安田弘之さんの漫画「ちひろさん」。
有村架純さんを主演にして映像化をするということで、あの「ちひろ」に、続編があったということを、初めて知り、その「ちひろさん」を読んでみようと思ったところ。
前作「ちひろ」は、随分と前に、偶然、本屋で見かけ、面白そうだったので、読んでみたのですが、とても、面白く、良い漫画だった。
主人公は、風俗嬢の「ちひろ」という女性。
もちろん「ちひろ」は、本名ではない。
この「ちひろ」は、風俗嬢として働く、ちひろの日々の物語。
もっとも、風俗嬢が主人公だからといって、主題は性的なものではなく、ちひろや、その周囲の人たちの人間的なお話。
この「ちひろ」という女性は、とても、独特な性格、ものの考え方をしている。
周囲に惑わされない「強い女性」であり、「自分」というものを、しっかりと持っている。
そして、この「ちひろ」が、風俗嬢をやめ、ある町の弁当屋で、日常生活を送る話が、続編の「ちひろさん」です。
弁当屋さんで働く「ちひろさん」は、元風俗嬢ということを隠すことなく、明るく、気風の良い女性として、町の人たちの人気者。
そして、その独特のキャラクターと、その価値観から来る独特の行動で、周囲の人たちを引き付ける。
自分自身の価値観に基づき、誰にも惑わされることなく、自由に生きる「ちひろさん」の物語は、多くの人たちにとって、魅力的に映るのではないでしょうかね。
しかし、「ちひろ」が、なぜ、そのような価値観を持ち、なぜ、自分自身、一人で生きるようになったのか。
その「ちひろ」の過去が、物語の中で、詳しく語られる訳ではありませんが、時折、フラッシュバックのように、エピソードの中の挟み込まれる話から、過去には、相当の苦労、苦しみがあったことは、読者も察することが出来る。
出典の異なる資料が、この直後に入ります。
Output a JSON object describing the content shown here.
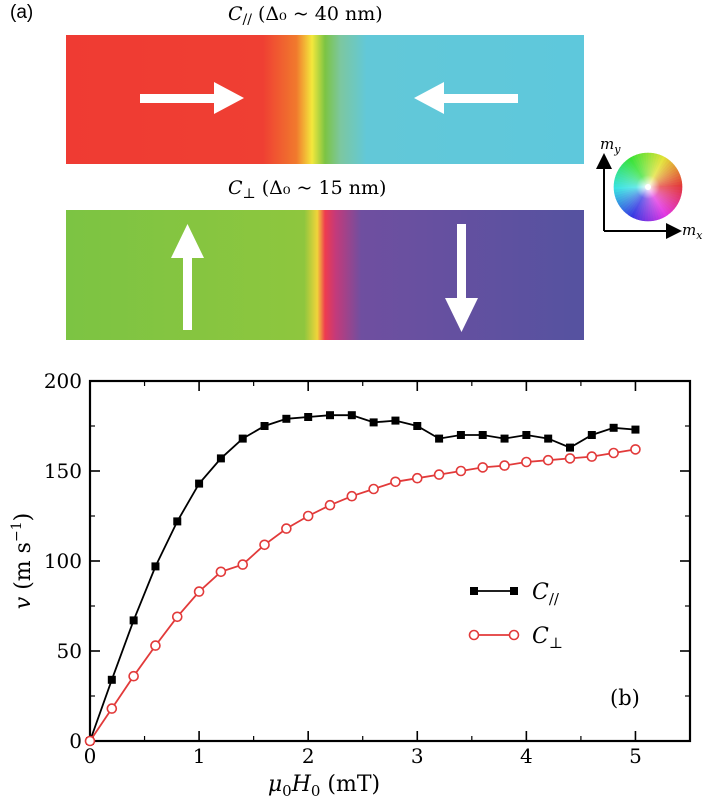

そして、「ちひろ」は、多くの人に好かれながらも、孤独を望む。
そして、繋がりを求める「心」と、孤独を求める「心」の狭間で、揺れ動くことになる。
さて、有村さんが主演をした「ちひろさん」は、機会があれば見てみたいところですが、どうも、イメージとしては、合致しないところでもある。
個人的には、栗山千明さんなど、良いのではないかと思うところです。